"All support/subsidy for traditional dial-tone from the USF should be redirected to voip and internet."
Given that the government has been terrible at picking winner and losers, we're better off just shutting the whole thing down than expanding it.
"grantees are not required to serve an entire FCC census tract"
Most of the funding mechanisms have required recipients to serve any and all customers in the area they are funded for. You are right, though, in that process is used to determine eligible areas. The FCC is reforming that aspect as we speak. Needless to say, the big operators are fighting that tooth and nail.
-----
Mike Hammett
Intelligent Computing Solutions
http://www.ics-il.com
Midwest-IX
http://www.midwest-ix.com
From: "heasley" <heas@shrubbery.net>
To: "Josh Luthman" <josh@imaginenetworksllc.com>
Cc: "NANOG Operators' Group" <nanog@nanog.org>
Sent: Wednesday, June 2, 2021 2:18:04 PM
Subject: Re: New minimum speed for US broadband connections
Wed, Jun 02, 2021 at 01:02:00PM -0400, Josh Luthman:
> Phone is telecom. Internet is not telecom. Generally speaking.
>
> If you think both of those services are US funded, why do you think we have
> this current situation where not everyone has fiber?
>
> To answer your question, there is some assistance to those big companies
> (AT&T, Frontier, CenturyLink). Did you notice that two of them have filed
> bankruptcy recently? They also wrote letters apologizing they didn't
> deploy the services they were paid to do.
>
> USF is for phone. Not internet.
I believe that is incorrect. afaik, 4 Internet connectivity programs have
been created within the USF. iirc, that occured 7 - 10 years ago. I think
CAF granted ~1.5T in its last phase.
All support/subsidy for traditional dial-tone from the USF should be
redirected to voip and internet.
A significant problem with USF grants is that grantees are not required
to serve an entire FCC census tract (an area much smaller than a USPS
zip code) when they accept a grant to service it. Meaning that if just a
portion, the most convenient portion, of a census tract is serviced, the
FCC is satisfied and then considers the entire tract served. Which is
exactly what happened to my area, thanks FCC & Comcast - who also will not
discuss extending it the ~.5 mile to reach me and neighbors.
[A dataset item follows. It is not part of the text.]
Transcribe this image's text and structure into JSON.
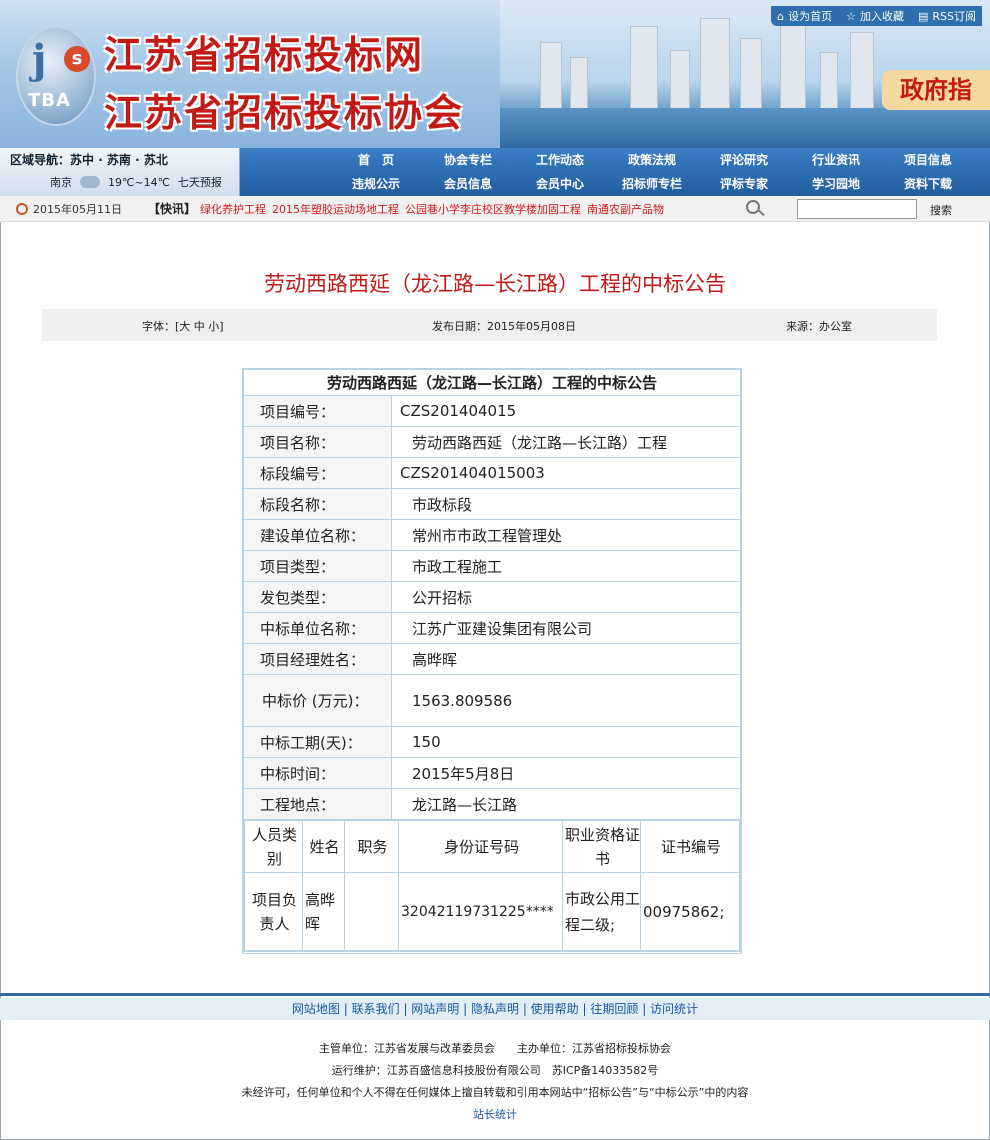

I'd be delighted to have 25M symmetrical. What I can buy at consumer
prices (~$55 MRC) is .8M/.8M DSL (MTR > 30 days for a few neighbors after
the last storm). If I were located about 1.5 in any direction, I could
buy 100M/100M or 1G/100M. No viable 4G or 5G options. There is Sprint
fiber about 300 feet away, but I'm told it is voice only. There is
Zayo fiber about .5 miles away, 100M for ~$1k MRC lit or ~$4k dark to
the telco hotel, but it also has other challanges.